Table of Contents
Cyber attacks have become an everyday occurrence. Businesses of all sizes are feeling the pressure of balancing tight budgets while investing in the necessary cyber attack esponse measures to protect against threats.
Perhaps the biggest return-on-investment (ROI) is equipping employees with the necessary skills and knowledge to detect and respond to security incidents. After all, they will be the ones who encounter suspicious activities firsthand and can act as the first line of defense.
This article will explore three practical behaviors every employee should learn to strengthen their role in the organization’s cyber security efforts.
Behavior 1: Take Steps for Immediate Containment of the Cyber Incident
The first cyber security incident response step is containment. Once a security breach is detected, employees must know how to limit its impact by isolating the affected systems and networks. By containing the threat quickly, organizations can minimize the damage, protect unaffected systems, and buy time to investigate and respond appropriately.

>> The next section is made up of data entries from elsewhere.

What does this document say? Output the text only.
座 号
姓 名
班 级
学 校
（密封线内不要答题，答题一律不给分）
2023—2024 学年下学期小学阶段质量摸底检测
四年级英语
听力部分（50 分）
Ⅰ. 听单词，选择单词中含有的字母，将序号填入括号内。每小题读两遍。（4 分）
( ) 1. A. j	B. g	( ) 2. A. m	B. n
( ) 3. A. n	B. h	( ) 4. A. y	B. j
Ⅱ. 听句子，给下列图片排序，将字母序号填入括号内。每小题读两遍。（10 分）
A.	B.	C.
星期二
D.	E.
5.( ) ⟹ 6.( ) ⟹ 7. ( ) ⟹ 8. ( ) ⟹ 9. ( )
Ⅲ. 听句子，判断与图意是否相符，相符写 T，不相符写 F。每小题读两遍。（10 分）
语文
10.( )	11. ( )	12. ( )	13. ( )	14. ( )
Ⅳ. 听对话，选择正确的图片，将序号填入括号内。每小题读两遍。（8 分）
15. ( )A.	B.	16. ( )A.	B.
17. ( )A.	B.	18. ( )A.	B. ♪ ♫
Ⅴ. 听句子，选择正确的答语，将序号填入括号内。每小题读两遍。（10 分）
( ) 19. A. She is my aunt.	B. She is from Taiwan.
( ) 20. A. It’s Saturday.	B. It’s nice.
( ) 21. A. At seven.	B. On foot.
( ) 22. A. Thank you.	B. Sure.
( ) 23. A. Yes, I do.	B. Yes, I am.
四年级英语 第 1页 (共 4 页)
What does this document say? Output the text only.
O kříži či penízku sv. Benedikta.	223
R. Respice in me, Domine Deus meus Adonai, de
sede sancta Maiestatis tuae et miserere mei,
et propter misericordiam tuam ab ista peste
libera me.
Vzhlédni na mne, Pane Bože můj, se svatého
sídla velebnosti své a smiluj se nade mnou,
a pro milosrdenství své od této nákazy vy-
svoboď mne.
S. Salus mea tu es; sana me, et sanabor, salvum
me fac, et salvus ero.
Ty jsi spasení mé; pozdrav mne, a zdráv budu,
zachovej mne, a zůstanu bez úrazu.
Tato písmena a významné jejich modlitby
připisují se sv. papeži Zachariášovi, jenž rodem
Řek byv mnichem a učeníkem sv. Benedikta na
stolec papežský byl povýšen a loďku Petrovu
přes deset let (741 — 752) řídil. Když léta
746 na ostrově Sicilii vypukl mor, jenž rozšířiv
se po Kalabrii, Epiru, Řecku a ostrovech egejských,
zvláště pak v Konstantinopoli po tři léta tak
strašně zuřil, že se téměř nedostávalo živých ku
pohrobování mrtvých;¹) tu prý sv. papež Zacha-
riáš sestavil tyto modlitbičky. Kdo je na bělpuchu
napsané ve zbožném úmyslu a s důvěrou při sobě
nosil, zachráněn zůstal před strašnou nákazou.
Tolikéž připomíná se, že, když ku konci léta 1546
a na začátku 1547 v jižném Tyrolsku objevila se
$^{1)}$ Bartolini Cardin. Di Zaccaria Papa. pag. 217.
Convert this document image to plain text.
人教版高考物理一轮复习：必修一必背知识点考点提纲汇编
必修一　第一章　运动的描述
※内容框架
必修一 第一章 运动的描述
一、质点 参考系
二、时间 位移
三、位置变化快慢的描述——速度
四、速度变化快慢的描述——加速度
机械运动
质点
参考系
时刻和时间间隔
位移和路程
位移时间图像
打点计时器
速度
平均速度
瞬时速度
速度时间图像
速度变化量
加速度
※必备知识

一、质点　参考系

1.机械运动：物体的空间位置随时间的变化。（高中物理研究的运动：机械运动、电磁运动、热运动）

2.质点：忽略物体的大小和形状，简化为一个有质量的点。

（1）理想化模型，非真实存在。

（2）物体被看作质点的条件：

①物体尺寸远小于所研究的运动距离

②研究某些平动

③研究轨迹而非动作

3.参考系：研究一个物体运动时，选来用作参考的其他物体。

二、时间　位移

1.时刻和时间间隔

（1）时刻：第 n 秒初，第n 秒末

Some critical first steps employees may have to take when responding to an incident include:
- Isolate affected systems: Immediately disconnect infected or compromised devices from the network to prevent the attacker from accessing other systems and data.
- Disable compromised accounts: Temporarily disable user accounts that may have been compromised to prevent unauthorized access and further malicious activity.
- Block malicious IP addresses: Identify and block IP addresses associated with the attack to stop further intrusion attempts.
Behavior 2: Report and Escalate the Cyber Incident
Regardless of the security training employees receive, they can’t respond to an incident by themselves. Organizations must have well established protocols for escalating incidents to the appropriate parties, which may include an internal IT security team, law enforcement, or a third-party cyber attack response provider.
Internal Reporting:
- Notify IT security: Employees should immediately report any suspected security incident to the IT security team through designated channels (e.g., a dedicated email address, hotline, or incident reporting system).
- Inform management: Key management personnel should be informed of the incident to ensure they are aware of the situation and can provide necessary support.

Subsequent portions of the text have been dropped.